There Is a Growing Audience Ready to Listen
While some sectors may seem hostile, others are hungry for nuanced engagement. Moderate Christians, centrist Democrats, Hispanic Americans, and others are not yet locked into the polarized discourse surrounding Israel. A well-crafted, values-driven rebranding campaign centered on universal themes like resilience, innovation, justice, and freedom can resonate deeply with these groups. Israel has long relied on political diplomacy. Now, it must embrace cultural diplomacy.

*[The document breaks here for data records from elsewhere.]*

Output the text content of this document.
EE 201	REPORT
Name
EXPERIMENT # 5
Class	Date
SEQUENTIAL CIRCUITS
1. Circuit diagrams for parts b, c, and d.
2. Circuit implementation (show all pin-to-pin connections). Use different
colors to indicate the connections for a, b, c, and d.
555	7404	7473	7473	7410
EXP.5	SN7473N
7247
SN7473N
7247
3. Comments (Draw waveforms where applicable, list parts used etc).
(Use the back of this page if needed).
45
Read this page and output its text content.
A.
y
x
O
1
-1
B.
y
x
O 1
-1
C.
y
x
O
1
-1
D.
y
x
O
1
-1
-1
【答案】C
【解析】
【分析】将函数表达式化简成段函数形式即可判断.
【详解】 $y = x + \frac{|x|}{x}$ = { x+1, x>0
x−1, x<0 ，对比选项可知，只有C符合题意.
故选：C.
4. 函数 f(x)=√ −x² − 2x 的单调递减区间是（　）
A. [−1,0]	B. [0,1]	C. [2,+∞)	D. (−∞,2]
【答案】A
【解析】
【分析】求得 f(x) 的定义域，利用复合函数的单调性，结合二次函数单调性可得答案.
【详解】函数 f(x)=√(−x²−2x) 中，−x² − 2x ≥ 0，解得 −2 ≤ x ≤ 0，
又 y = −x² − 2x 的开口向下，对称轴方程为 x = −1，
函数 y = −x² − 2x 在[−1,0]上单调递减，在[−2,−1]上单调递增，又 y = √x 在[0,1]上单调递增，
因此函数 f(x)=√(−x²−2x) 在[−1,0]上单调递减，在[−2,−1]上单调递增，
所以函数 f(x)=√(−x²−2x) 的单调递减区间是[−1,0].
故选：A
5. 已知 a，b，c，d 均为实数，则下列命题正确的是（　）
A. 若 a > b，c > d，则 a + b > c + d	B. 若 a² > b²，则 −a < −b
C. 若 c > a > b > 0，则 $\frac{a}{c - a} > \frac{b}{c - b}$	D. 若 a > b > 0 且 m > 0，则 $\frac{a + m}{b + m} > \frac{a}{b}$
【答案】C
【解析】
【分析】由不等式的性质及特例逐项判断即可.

Nation branding, especially through NGOs, arts, media, education, and grassroots engagement—can unlock new alliances that are emotional, not just strategic.
Moments of Struggle Are the Best Time to Reintroduce a Nation
Historically, nations have rebranded most successfully not in times of calm, but during periods of challenge. Post-Apartheid South Africa, post-9/11 New York, post-war Germany. Each used a moment of reckoning to redefine themselves on the world stage.Israel can do the same. The trauma of October 7th, the heartbreak of war, and the courage of its citizens offer a moral platform for a powerful new narrative. One that says: we are not just survivors. We are builders, peacemakers, and pioneers of hope.
It’s Time to Tell Israel’s Full Story
Rebranding Israel is not about a marketing spin. It’s about finally telling the full truth. Of a nation that has always been more than its conflicts. This is the time to shift from reaction to proaction, from defense to identity. If Israel doesn’t define itself, others will. And in today’s information war, silence is not neutrality—it’s surrender. Now is the moment. The world is watching. Let’s give them something worth seeing.